The trial has been scheduled to begin Sept. 18, but Jones said the current interim board of trustees has "refused to cooperate" with the state's numerous discovery requests, delaying the production of some documents by as much as a year.

"Over the last year, the Kamehameha Schools' trustees have employed a number of tactics to thwart the production of responsive records," Jones said. "The current trial date was unrealistic even under calm sea conditions."

Chang has scheduled a June 27 hearing on the state's postponement request.

All five of the embattled former trustees resigned from their $1 million-a-year jobs last year in the wake of the Internal Revenue Service's threat to revoke the tax-exempt status of the $6 billion trust.
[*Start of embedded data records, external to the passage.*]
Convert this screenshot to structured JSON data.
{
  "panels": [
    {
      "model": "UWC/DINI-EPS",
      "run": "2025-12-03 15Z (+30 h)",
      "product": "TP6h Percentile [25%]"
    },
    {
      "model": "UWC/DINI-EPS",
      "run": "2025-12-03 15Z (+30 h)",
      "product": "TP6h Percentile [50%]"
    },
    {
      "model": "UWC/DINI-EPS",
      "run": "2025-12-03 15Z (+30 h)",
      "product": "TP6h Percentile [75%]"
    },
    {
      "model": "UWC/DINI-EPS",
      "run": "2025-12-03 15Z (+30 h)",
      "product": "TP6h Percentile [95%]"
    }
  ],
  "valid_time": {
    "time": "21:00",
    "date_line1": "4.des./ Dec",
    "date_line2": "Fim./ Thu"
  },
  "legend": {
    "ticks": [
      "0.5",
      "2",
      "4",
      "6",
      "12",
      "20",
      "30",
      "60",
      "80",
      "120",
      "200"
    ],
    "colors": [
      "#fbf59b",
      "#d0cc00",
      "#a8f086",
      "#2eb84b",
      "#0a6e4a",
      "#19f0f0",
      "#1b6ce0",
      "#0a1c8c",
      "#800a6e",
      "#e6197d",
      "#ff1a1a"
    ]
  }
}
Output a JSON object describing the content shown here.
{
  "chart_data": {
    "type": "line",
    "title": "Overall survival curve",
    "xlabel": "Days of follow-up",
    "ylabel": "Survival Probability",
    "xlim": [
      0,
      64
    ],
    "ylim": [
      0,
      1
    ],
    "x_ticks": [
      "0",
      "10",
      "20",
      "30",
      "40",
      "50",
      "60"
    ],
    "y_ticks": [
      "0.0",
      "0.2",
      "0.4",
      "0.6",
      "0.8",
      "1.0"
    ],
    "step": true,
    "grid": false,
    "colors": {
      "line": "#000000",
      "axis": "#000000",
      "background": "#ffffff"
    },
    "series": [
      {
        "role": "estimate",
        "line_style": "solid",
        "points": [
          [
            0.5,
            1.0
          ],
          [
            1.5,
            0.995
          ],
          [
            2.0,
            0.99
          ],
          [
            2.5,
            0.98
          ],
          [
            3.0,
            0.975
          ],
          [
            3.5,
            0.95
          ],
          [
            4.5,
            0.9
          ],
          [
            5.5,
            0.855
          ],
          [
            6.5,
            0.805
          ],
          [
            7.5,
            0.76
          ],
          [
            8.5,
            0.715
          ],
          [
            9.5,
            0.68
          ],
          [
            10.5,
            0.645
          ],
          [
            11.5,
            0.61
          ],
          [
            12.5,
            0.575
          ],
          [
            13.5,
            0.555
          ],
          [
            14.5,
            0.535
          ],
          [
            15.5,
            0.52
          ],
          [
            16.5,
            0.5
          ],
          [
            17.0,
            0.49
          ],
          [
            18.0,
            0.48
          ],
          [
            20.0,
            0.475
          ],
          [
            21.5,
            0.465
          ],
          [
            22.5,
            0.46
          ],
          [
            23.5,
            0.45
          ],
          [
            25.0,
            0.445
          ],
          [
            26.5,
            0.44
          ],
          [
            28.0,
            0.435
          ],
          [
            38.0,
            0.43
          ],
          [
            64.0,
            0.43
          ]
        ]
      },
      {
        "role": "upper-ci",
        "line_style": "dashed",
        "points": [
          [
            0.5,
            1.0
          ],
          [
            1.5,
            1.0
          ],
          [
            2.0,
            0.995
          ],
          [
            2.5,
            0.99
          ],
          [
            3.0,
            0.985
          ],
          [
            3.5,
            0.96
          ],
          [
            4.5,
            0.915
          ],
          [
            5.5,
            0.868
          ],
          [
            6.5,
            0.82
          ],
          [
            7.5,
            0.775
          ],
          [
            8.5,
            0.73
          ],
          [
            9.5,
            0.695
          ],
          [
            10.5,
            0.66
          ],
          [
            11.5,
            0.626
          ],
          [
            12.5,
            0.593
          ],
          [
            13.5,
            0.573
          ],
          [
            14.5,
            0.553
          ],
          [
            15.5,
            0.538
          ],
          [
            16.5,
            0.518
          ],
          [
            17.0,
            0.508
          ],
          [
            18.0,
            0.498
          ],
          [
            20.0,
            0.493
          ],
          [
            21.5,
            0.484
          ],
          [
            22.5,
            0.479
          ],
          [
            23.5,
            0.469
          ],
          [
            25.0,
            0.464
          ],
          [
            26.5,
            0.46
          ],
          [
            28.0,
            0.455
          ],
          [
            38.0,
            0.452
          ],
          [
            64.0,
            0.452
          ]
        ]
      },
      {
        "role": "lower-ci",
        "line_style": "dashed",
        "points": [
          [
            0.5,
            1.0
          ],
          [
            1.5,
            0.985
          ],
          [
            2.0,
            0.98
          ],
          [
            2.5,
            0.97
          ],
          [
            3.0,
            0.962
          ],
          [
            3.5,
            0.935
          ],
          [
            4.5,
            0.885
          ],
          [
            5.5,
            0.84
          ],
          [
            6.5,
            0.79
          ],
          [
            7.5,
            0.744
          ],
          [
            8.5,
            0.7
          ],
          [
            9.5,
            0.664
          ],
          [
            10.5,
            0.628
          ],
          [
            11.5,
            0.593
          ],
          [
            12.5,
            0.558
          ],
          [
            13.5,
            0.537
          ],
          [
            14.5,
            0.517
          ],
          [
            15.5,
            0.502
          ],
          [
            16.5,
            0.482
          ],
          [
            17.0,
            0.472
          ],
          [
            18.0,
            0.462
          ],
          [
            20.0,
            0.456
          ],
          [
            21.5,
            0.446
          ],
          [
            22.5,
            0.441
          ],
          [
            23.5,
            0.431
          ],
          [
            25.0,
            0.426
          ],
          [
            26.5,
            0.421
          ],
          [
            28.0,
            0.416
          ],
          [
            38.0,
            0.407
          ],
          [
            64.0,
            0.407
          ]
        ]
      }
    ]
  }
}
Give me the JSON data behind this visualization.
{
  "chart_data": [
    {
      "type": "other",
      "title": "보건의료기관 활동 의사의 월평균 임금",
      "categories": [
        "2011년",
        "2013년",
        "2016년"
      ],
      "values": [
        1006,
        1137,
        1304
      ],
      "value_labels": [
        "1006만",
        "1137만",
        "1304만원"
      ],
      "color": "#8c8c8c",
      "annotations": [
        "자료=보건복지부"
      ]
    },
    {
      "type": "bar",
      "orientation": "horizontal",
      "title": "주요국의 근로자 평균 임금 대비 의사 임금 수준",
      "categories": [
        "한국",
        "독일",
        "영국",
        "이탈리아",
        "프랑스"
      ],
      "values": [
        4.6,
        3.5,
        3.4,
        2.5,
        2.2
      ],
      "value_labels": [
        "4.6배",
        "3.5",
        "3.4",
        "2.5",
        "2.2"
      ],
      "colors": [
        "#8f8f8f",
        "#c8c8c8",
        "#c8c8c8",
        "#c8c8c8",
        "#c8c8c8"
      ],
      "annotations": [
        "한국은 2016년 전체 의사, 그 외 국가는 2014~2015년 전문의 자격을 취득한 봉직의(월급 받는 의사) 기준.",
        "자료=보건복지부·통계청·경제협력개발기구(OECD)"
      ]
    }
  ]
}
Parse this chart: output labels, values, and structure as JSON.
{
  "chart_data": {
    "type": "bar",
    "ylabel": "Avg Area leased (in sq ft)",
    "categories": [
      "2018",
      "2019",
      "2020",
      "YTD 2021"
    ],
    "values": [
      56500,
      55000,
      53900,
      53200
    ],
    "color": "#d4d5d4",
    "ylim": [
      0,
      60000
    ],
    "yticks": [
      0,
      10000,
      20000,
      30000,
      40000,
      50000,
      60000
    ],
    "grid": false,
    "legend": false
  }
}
The state then sued the ex-board members for investment losses that the trust incurred during their tenures.

The state has alleged that the losses potentially exceed $200 million.

The surcharge lawsuit may be the most complex and expensive litigation in the three-year Kamehameha Schools controversy. The state has alleged that, in addition to making bad investment decisions, the former board members were overpaid and improperly hired consultants and lawyers.

A trust spokesman could not be reached today for immediate comment. But in the past, the estate has said that it has cooperated with the attorney general's investigation.

The former trustees, meanwhile, have maintained that the estate's finances were well managed, citing the trust's record $800 million revenues for the 1999 fiscal year.

The attorney general's office subpoenaed records of the trust's investments March 24, 1999, but it wasn't until a year later that a court-appointed discovery master ordered the trust to turn over the documents, Jones said.

Jones said that the current interim board of trustees has employed "numerous obstructionist tactics" to avoid the production of the records so that most of the relevant documents weren't turned over until this March.

He added that the former trustees have not cooperated, either. Ex-board members Peters, Stender and Jervis have declined to produce any documents, Jones said.

"The attorney general's diligent efforts have been thwarted by discovery stays, discovery delays, a succession of counsel, noncooperation and multiple intervening proceedings, and primarily by the steadfast noncooperation of the interim trustees, who possess all the critical documents," Jones said.